Whether you’re hunting sheds in woods or fields, it’s important to be conscious of where your eyes are focused. Shed antlers can blend in surprisingly well with all types of vegetation. Although binoculars can be used to successfully scan fields for sheds, the majority of antlers are found within 6 feet of where the shed hunter is standing.

“Bright, sunny days are the worst times to hunt for sheds, especially in wooded areas,” said Cassell. “The sunlight reflects off every branch and twig, making it much harder to spot a shed antler.

“I prefer a cloudy day following a light rain. When everything in the woods is wet, it makes the sheds stand out better. It’s almost like they’re glowing.”

One of the biggest problems shed hunters face is ensuring that they thoroughly cover the entire tract of land and don’t miss any pockets.

One of the best ways to overcome this problem is by implementing a technique used by foresters on a daily basis. Plot sampling is a method forester’s use when “cruising” or appraising timber to ensure equal coverage of a tract of land.
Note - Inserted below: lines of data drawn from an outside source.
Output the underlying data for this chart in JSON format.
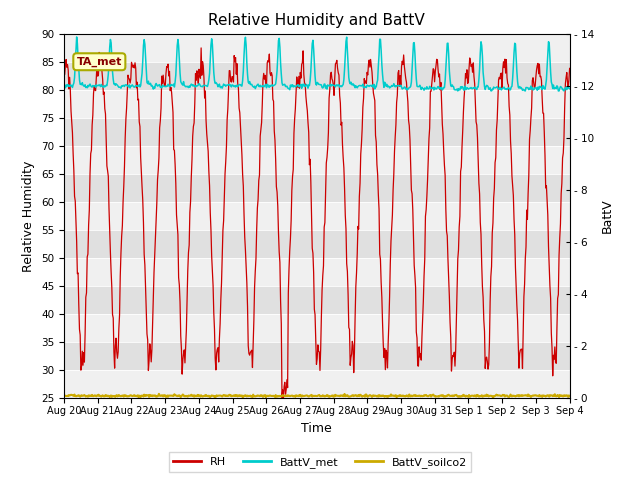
{
  "title": "Relative Humidity and BattV",
  "xlabel": "Time",
  "ylabel_left": "Relative Humidity",
  "ylabel_right": "BattV",
  "ylim_left": [
    25,
    90
  ],
  "ylim_right": [
    0,
    14
  ],
  "yticks_left": [
    25,
    30,
    35,
    40,
    45,
    50,
    55,
    60,
    65,
    70,
    75,
    80,
    85,
    90
  ],
  "yticks_right": [
    0,
    2,
    4,
    6,
    8,
    10,
    12,
    14
  ],
  "fig_bg_color": "#ffffff",
  "plot_bg_color": "#e8e8e8",
  "band_color_light": "#f0f0f0",
  "band_color_dark": "#e0e0e0",
  "rh_color": "#cc0000",
  "battv_met_color": "#00cccc",
  "battv_soilco2_color": "#ccaa00",
  "legend_label_rh": "RH",
  "legend_label_batt_met": "BattV_met",
  "legend_label_batt_soil": "BattV_soilco2",
  "annotation_text": "TA_met",
  "x_tick_labels": [
    "Aug 20",
    "Aug 21",
    "Aug 22",
    "Aug 23",
    "Aug 24",
    "Aug 25",
    "Aug 26",
    "Aug 27",
    "Aug 28",
    "Aug 29",
    "Aug 30",
    "Aug 31",
    "Sep 1",
    "Sep 2",
    "Sep 3",
    "Sep 4"
  ],
  "num_days": 15
}
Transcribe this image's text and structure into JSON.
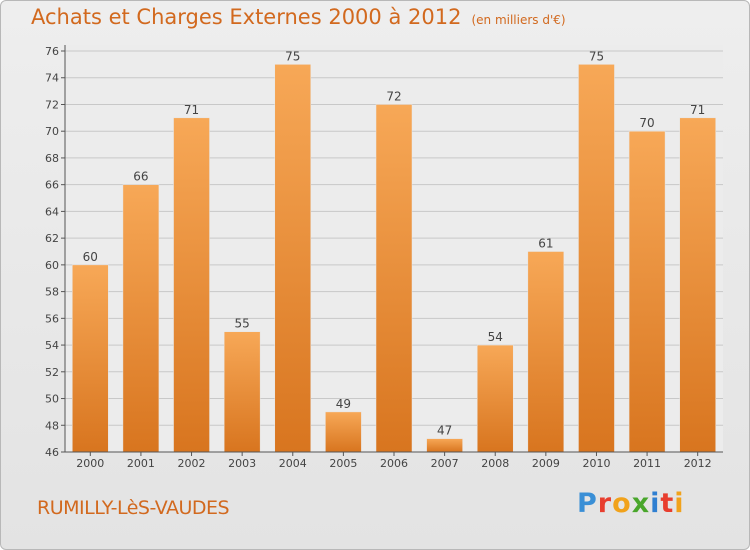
{
  "header": {
    "title": "Achats et Charges Externes 2000 à 2012",
    "unit": "(en milliers d'€)"
  },
  "footer": {
    "place": "RUMILLY-LèS-VAUDES",
    "brand_letters": [
      "P",
      "r",
      "o",
      "x",
      "i",
      "t",
      "i"
    ],
    "brand_colors": [
      "#3a8fd6",
      "#e83e2e",
      "#f1a21b",
      "#49a62b",
      "#2f7fd1",
      "#e83e2e",
      "#f1a21b"
    ]
  },
  "colors": {
    "bar_light": "#f7a857",
    "bar_dark": "#d8751f",
    "title": "#d2691e",
    "grid": "#c8c8c8",
    "axis": "#555555"
  },
  "chart_data": {
    "type": "bar",
    "title": "Achats et Charges Externes 2000 à 2012",
    "categories": [
      "2000",
      "2001",
      "2002",
      "2003",
      "2004",
      "2005",
      "2006",
      "2007",
      "2008",
      "2009",
      "2010",
      "2011",
      "2012"
    ],
    "values": [
      60,
      66,
      71,
      55,
      75,
      49,
      72,
      47,
      54,
      61,
      75,
      70,
      71
    ],
    "ylim": [
      46,
      76
    ],
    "yticks": [
      46,
      48,
      50,
      52,
      54,
      56,
      58,
      60,
      62,
      64,
      66,
      68,
      70,
      72,
      74,
      76
    ],
    "xlabel": "",
    "ylabel": "",
    "grid": true,
    "data_labels": true
  }
}
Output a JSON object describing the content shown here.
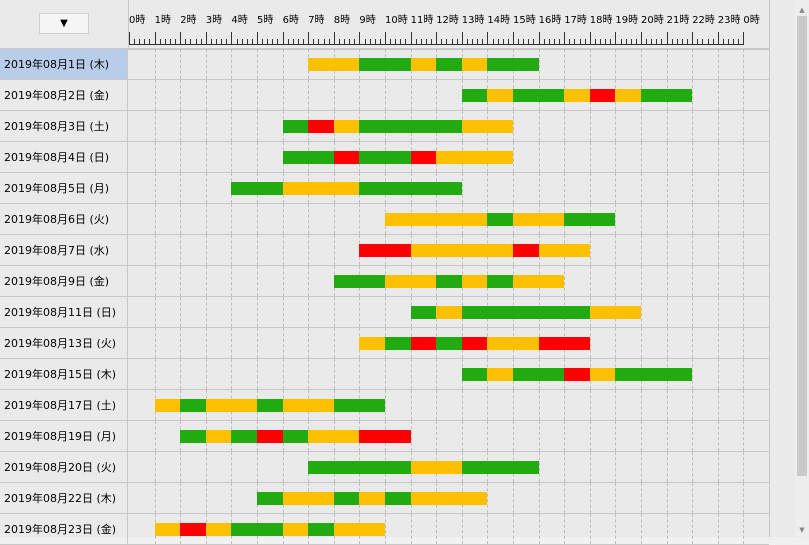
{
  "header": {
    "dropdown_icon": "▼",
    "hour_labels": [
      "0時",
      "1時",
      "2時",
      "3時",
      "4時",
      "5時",
      "6時",
      "7時",
      "8時",
      "9時",
      "10時",
      "11時",
      "12時",
      "13時",
      "14時",
      "15時",
      "16時",
      "17時",
      "18時",
      "19時",
      "20時",
      "21時",
      "22時",
      "23時",
      "0時"
    ]
  },
  "colors": {
    "G": "#22aa11",
    "Y": "#ffc000",
    "R": "#ff0000",
    "selected_row": "#b8cde9"
  },
  "rows": [
    {
      "label": "2019年08月1日 (木)",
      "selected": true,
      "segments": [
        [
          "Y",
          7,
          9
        ],
        [
          "G",
          9,
          11
        ],
        [
          "Y",
          11,
          12
        ],
        [
          "G",
          12,
          13
        ],
        [
          "Y",
          13,
          14
        ],
        [
          "G",
          14,
          16
        ]
      ]
    },
    {
      "label": "2019年08月2日 (金)",
      "segments": [
        [
          "G",
          13,
          14
        ],
        [
          "Y",
          14,
          15
        ],
        [
          "G",
          15,
          17
        ],
        [
          "Y",
          17,
          18
        ],
        [
          "R",
          18,
          19
        ],
        [
          "Y",
          19,
          20
        ],
        [
          "G",
          20,
          22
        ]
      ]
    },
    {
      "label": "2019年08月3日 (土)",
      "segments": [
        [
          "G",
          6,
          7
        ],
        [
          "R",
          7,
          8
        ],
        [
          "Y",
          8,
          9
        ],
        [
          "G",
          9,
          13
        ],
        [
          "Y",
          13,
          15
        ]
      ]
    },
    {
      "label": "2019年08月4日 (日)",
      "segments": [
        [
          "G",
          6,
          8
        ],
        [
          "R",
          8,
          9
        ],
        [
          "G",
          9,
          11
        ],
        [
          "R",
          11,
          12
        ],
        [
          "Y",
          12,
          15
        ]
      ]
    },
    {
      "label": "2019年08月5日 (月)",
      "segments": [
        [
          "G",
          4,
          6
        ],
        [
          "Y",
          6,
          9
        ],
        [
          "G",
          9,
          13
        ]
      ]
    },
    {
      "label": "2019年08月6日 (火)",
      "segments": [
        [
          "Y",
          10,
          14
        ],
        [
          "G",
          14,
          15
        ],
        [
          "Y",
          15,
          17
        ],
        [
          "G",
          17,
          19
        ]
      ]
    },
    {
      "label": "2019年08月7日 (水)",
      "segments": [
        [
          "R",
          9,
          11
        ],
        [
          "Y",
          11,
          15
        ],
        [
          "R",
          15,
          16
        ],
        [
          "Y",
          16,
          18
        ]
      ]
    },
    {
      "label": "2019年08月9日 (金)",
      "segments": [
        [
          "G",
          8,
          10
        ],
        [
          "Y",
          10,
          12
        ],
        [
          "G",
          12,
          13
        ],
        [
          "Y",
          13,
          14
        ],
        [
          "G",
          14,
          15
        ],
        [
          "Y",
          15,
          17
        ]
      ]
    },
    {
      "label": "2019年08月11日 (日)",
      "segments": [
        [
          "G",
          11,
          12
        ],
        [
          "Y",
          12,
          13
        ],
        [
          "G",
          13,
          18
        ],
        [
          "Y",
          18,
          20
        ]
      ]
    },
    {
      "label": "2019年08月13日 (火)",
      "segments": [
        [
          "Y",
          9,
          10
        ],
        [
          "G",
          10,
          11
        ],
        [
          "R",
          11,
          12
        ],
        [
          "G",
          12,
          13
        ],
        [
          "R",
          13,
          14
        ],
        [
          "Y",
          14,
          16
        ],
        [
          "R",
          16,
          18
        ]
      ]
    },
    {
      "label": "2019年08月15日 (木)",
      "segments": [
        [
          "G",
          13,
          14
        ],
        [
          "Y",
          14,
          15
        ],
        [
          "G",
          15,
          17
        ],
        [
          "R",
          17,
          18
        ],
        [
          "Y",
          18,
          19
        ],
        [
          "G",
          19,
          22
        ]
      ]
    },
    {
      "label": "2019年08月17日 (土)",
      "segments": [
        [
          "Y",
          1,
          2
        ],
        [
          "G",
          2,
          3
        ],
        [
          "Y",
          3,
          5
        ],
        [
          "G",
          5,
          6
        ],
        [
          "Y",
          6,
          8
        ],
        [
          "G",
          8,
          10
        ]
      ]
    },
    {
      "label": "2019年08月19日 (月)",
      "segments": [
        [
          "G",
          2,
          3
        ],
        [
          "Y",
          3,
          4
        ],
        [
          "G",
          4,
          5
        ],
        [
          "R",
          5,
          6
        ],
        [
          "G",
          6,
          7
        ],
        [
          "Y",
          7,
          9
        ],
        [
          "R",
          9,
          11
        ]
      ]
    },
    {
      "label": "2019年08月20日 (火)",
      "segments": [
        [
          "G",
          7,
          11
        ],
        [
          "Y",
          11,
          13
        ],
        [
          "G",
          13,
          16
        ]
      ]
    },
    {
      "label": "2019年08月22日 (木)",
      "segments": [
        [
          "G",
          5,
          6
        ],
        [
          "Y",
          6,
          8
        ],
        [
          "G",
          8,
          9
        ],
        [
          "Y",
          9,
          10
        ],
        [
          "G",
          10,
          11
        ],
        [
          "Y",
          11,
          14
        ]
      ]
    },
    {
      "label": "2019年08月23日 (金)",
      "segments": [
        [
          "Y",
          1,
          2
        ],
        [
          "R",
          2,
          3
        ],
        [
          "Y",
          3,
          4
        ],
        [
          "G",
          4,
          6
        ],
        [
          "Y",
          6,
          7
        ],
        [
          "G",
          7,
          8
        ],
        [
          "Y",
          8,
          10
        ]
      ]
    }
  ],
  "scrollbar": {
    "up_icon": "▲",
    "down_icon": "▼"
  }
}
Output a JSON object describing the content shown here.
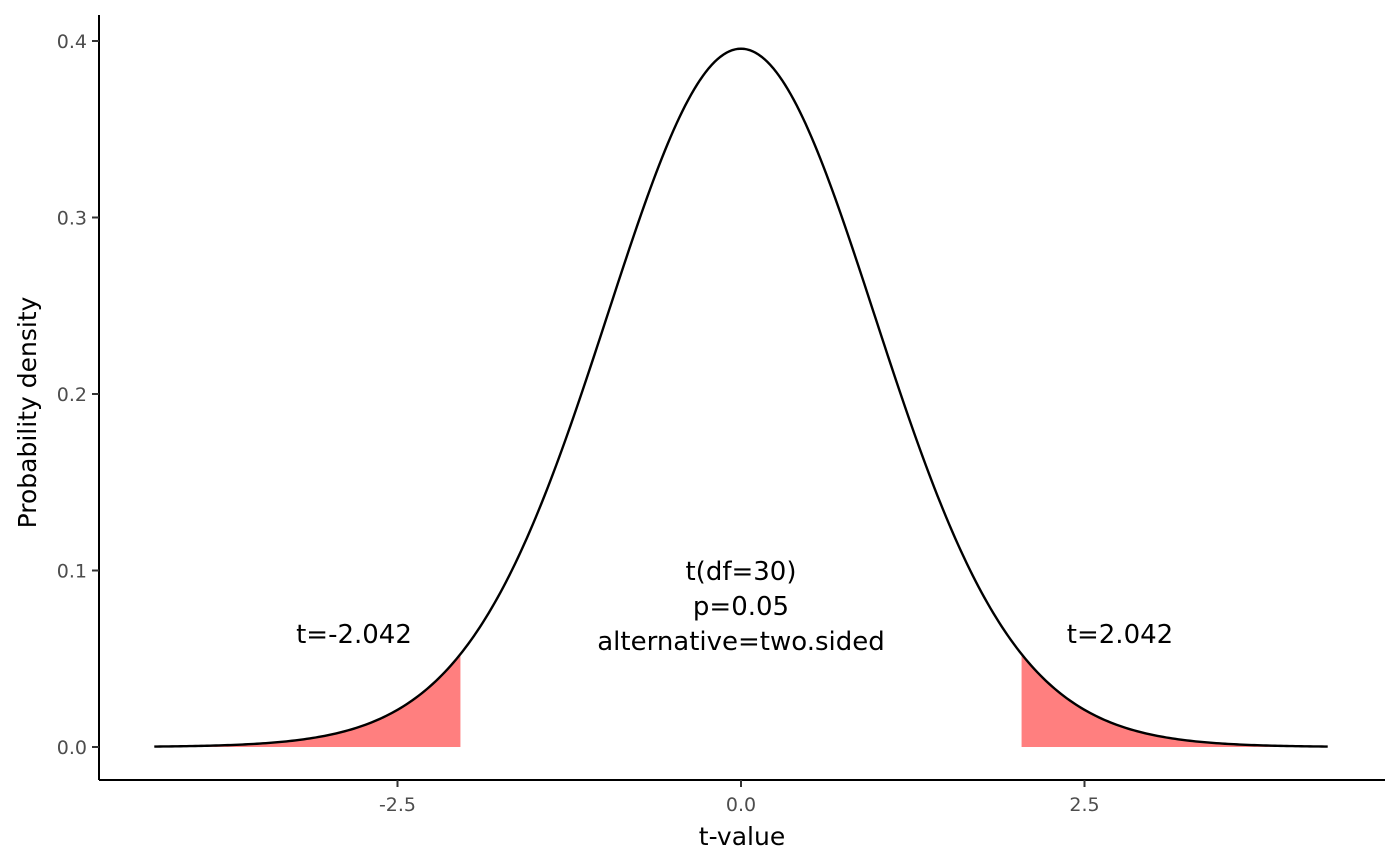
{
  "chart_data": {
    "type": "area",
    "distribution": "t",
    "df": 30,
    "xlabel": "t-value",
    "ylabel": "Probability density",
    "xlim": [
      -4.4,
      4.4
    ],
    "ylim": [
      0,
      0.4
    ],
    "x_ticks": [
      -2.5,
      0.0,
      2.5
    ],
    "x_tick_labels": [
      "-2.5",
      "0.0",
      "2.5"
    ],
    "y_ticks": [
      0.0,
      0.1,
      0.2,
      0.3,
      0.4
    ],
    "y_tick_labels": [
      "0.0",
      "0.1",
      "0.2",
      "0.3",
      "0.4"
    ],
    "curve_range": [
      -4.27,
      4.27
    ],
    "peak_density": 0.3956,
    "critical_values": [
      -2.042,
      2.042
    ],
    "shaded_regions": [
      {
        "from": -4.27,
        "to": -2.042
      },
      {
        "from": 2.042,
        "to": 4.27
      }
    ],
    "annotations": {
      "left_critical": "t=-2.042",
      "right_critical": "t=2.042",
      "center_lines": [
        "t(df=30)",
        "p=0.05",
        "alternative=two.sided"
      ]
    },
    "colors": {
      "curve": "#000000",
      "shade": "#ff7f7f",
      "axis": "#000000",
      "tick_text": "#4d4d4d"
    },
    "grid": false,
    "legend": "none"
  }
}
This method utilizes evenly spaced cruise lines and an accurate tract map.

Measuring a set number of steps from a fixed landmark, foresters use flagging tape to mark where grid lines enter the woods. They then use a compass to stay on these grid lines. Although using this method will ensure better coverage with fewer missed holes, it will also slow you down somewhat. But that can be a good thing, because the slower you go, the better your chances of finding more antler sheds.

Reasons to hunt sheds

Shed hunters reap a number of rewards in addition to the obvious — collecting shed antlers. Some of these include scouting for deer and turkey sign, gaining a better understanding of their hunting property, aerobic exercise and introducing young children and non-hunters to a hunting-related outdoor activity.

In addition, every shed antler found gives a clue as to the number of bucks by age and antler quality that survived the season, providing insight as to what can be expected next year.

“Finding a big set of sheds tells you two things,” said Cassell. “First, it tells you that the big buck those sheds belonged to made it through another hunting season. And secondly, it helps narrow down where a particular buck can most likely be found the following deer season.

“I have taken a number of nice bucks that I wouldn’t have known existed if I hadn’t found their sheds from the previous year. Finding shed antlers helps me identify the locations I need to focus on when deer season opens.”

Shed hunting is not only a great scouting tool, but also a great way to spend time in the outdoors with your children and your dogs. Give shed hunting a try — after all, you have nothing to lose and plenty to find!